Definition of free trade

Published by Patrick Mutisya · 14 days ago

Cambridge IGCSE Economics 0455 – International Trade and Globalisation: Specialisation and Free Trade

International Trade and Globalisation

Specialisation and Free Trade

Objective

To be able to give a clear, concise definition of free trade and to understand its key characteristics.

Definition of Free Trade

Free trade is a policy under which governments do not impose restrictions such as tariffs, quotas, subsidies or other barriers on the import and export of goods and services between countries. In a free‑trade environment, market forces of supply and demand determine the volume and price of traded goods.

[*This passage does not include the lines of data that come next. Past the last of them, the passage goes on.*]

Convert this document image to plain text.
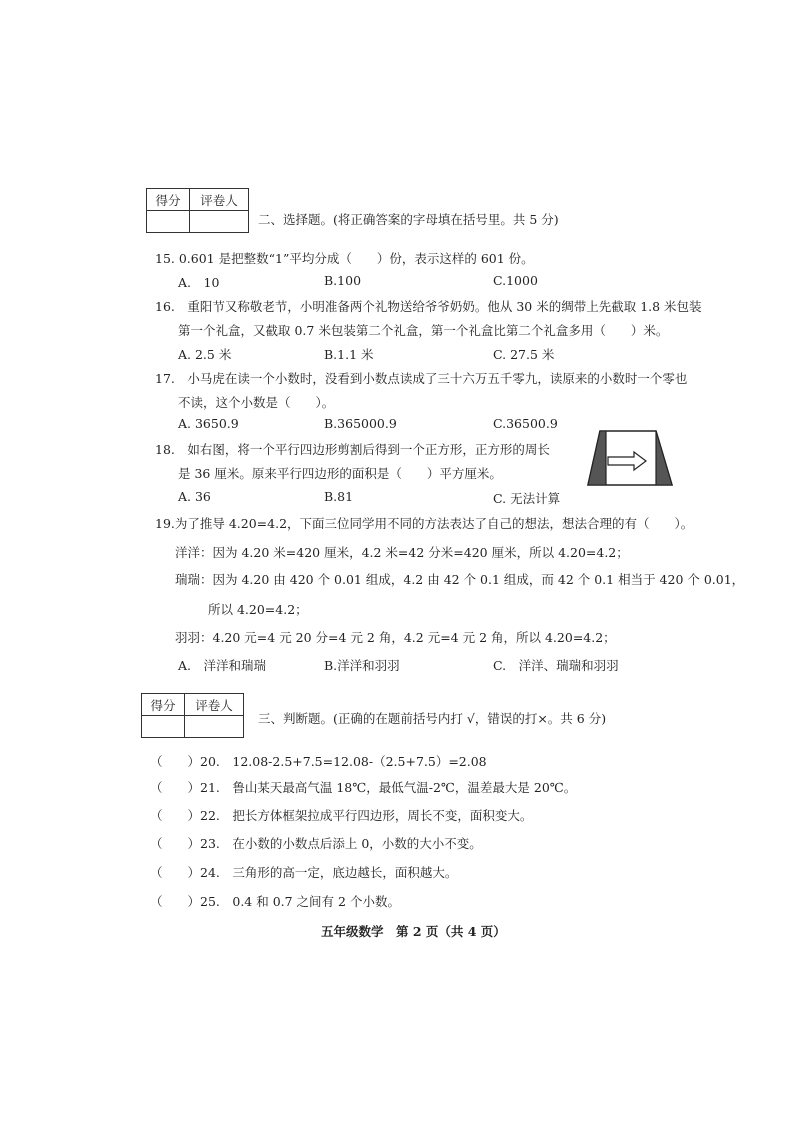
得分	评卷人

二、选择题。(将正确答案的字母填在括号里。共 5 分)
15. 0.601 是把整数“1”平均分成（　　）份，表示这样的 601 份。
A.　10	B.100	C.1000
16.　重阳节又称敬老节，小明准备两个礼物送给爷爷奶奶。他从 30 米的绸带上先截取 1.8 米包装
第一个礼盒，又截取 0.7 米包装第二个礼盒，第一个礼盒比第二个礼盒多用（　　）米。
A. 2.5 米	B.1.1 米	C. 27.5 米
17.　小马虎在读一个小数时，没看到小数点读成了三十六万五千零九，读原来的小数时一个零也
不读，这个小数是（　　）。
A. 3650.9	B.365000.9	C.36500.9
18.　如右图，将一个平行四边形剪割后得到一个正方形，正方形的周长
是 36 厘米。原来平行四边形的面积是（　　）平方厘米。
A. 36	B.81	C. 无法计算
19.为了推导 4.20=4.2，下面三位同学用不同的方法表达了自己的想法，想法合理的有（　　）。
洋洋：因为 4.20 米=420 厘米，4.2 米=42 分米=420 厘米，所以 4.20=4.2；
瑞瑞：因为 4.20 由 420 个 0.01 组成，4.2 由 42 个 0.1 组成，而 42 个 0.1 相当于 420 个 0.01，
所以 4.20=4.2；
羽羽：4.20 元=4 元 20 分=4 元 2 角，4.2 元=4 元 2 角，所以 4.20=4.2；
A.　洋洋和瑞瑞	B.洋洋和羽羽	C.　洋洋、瑞瑞和羽羽
得分	评卷人

三、判断题。(正确的在题前括号内打 √，错误的打×。共 6 分)
（　　）20.　12.08-2.5+7.5=12.08-（2.5+7.5）=2.08
（　　）21.　鲁山某天最高气温 18℃，最低气温-2℃，温差最大是 20℃。
（　　）22.　把长方体框架拉成平行四边形，周长不变，面积变大。
（　　）23.　在小数的小数点后添上 0，小数的大小不变。
（　　）24.　三角形的高一定，底边越长，面积越大。
（　　）25.　0.4 和 0.7 之间有 2 个小数。
五年级数学　第 2 页（共 4 页）
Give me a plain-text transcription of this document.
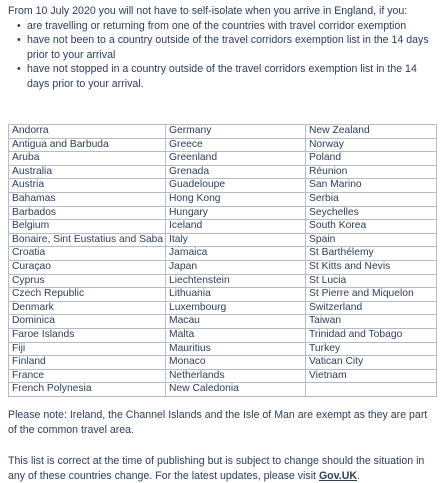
From 10 July 2020 you will not have to self-isolate when you arrive in England, if you:

• are travelling or returning from one of the countries with travel corridor exemption
• have not been to a country outside of the travel corridors exemption list in the 14 days prior to your arrival
• have not stopped in a country outside of the travel corridors exemption list in the 14 days prior to your arrival.
Andorra	Germany	New Zealand
Antigua and Barbuda	Greece	Norway
Aruba	Greenland	Poland
Australia	Grenada	Réunion
Austria	Guadeloupe	San Marino
Bahamas	Hong Kong	Serbia
Barbados	Hungary	Seychelles
Belgium	Iceland	South Korea
Bonaire, Sint Eustatius and Saba	Italy	Spain
Croatia	Jamaica	St Barthélemy
Curaçao	Japan	St Kitts and Nevis
Cyprus	Liechtenstein	St Lucia
Czech Republic	Lithuania	St Pierre and Miquelon
Denmark	Luxembourg	Switzerland
Dominica	Macau	Taiwan
Faroe Islands	Malta	Trinidad and Tobago
Fiji	Mauritius	Turkey
Finland	Monaco	Vatican City
France	Netherlands	Vietnam
French Polynesia	New Caledonia	

Please note: Ireland, the Channel Islands and the Isle of Man are exempt as they are part of the common travel area.

This list is correct at the time of publishing but is subject to change should the situation in any of these countries change. For the latest updates, please visit Gov.UK.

Key Features of Free Trade

  • No tariffs or import duties.
  • No quantitative restrictions (quotas) on the amount of goods that can be imported or exported.
  • No export subsidies that give domestic producers an artificial advantage.
  • Minimal non‑tariff barriers (e.g., standards, licences) that discriminate against foreign products.
  • Freedom for firms to choose where to locate production based on comparative advantage.

Why Countries Pursue Free Trade

  1. Specialisation: Allows each country to concentrate on producing goods for which it has a comparative advantage.
  2. Efficiency Gains: Resources are allocated more efficiently, leading to lower production costs.
  3. Higher Real Incomes: Consumers gain access to a wider variety of goods at lower prices, increasing consumer surplus.
  4. Economic Growth: Greater market access can stimulate investment and innovation.
  5. International Cooperation: Reduces the likelihood of trade‑related conflicts.

Comparison: Free Trade vs. Protectionism

AspectFree TradeProtectionism
TariffsNone or very lowHigh tariffs imposed
QuotasAbsentQuantitative limits on imports
SubsidiesGenerally not provided to exportersExport subsidies to support domestic firms
Consumer PricesTypically lower due to competitionHigher because of reduced competition
Domestic IndustryCompetes on efficiency and innovationShielded from foreign competition

Illustrative Diagram

Suggested diagram: A simple supply‑and‑demand diagram showing the effect of removing a tariff on the price of an imported good (shift from P₁ to P₂, increase in consumer surplus, decrease in government revenue).

Key Take‑away

Free trade removes artificial barriers, enabling countries to specialise according to comparative advantage, which leads to greater overall efficiency, lower prices for consumers, and the potential for higher economic growth.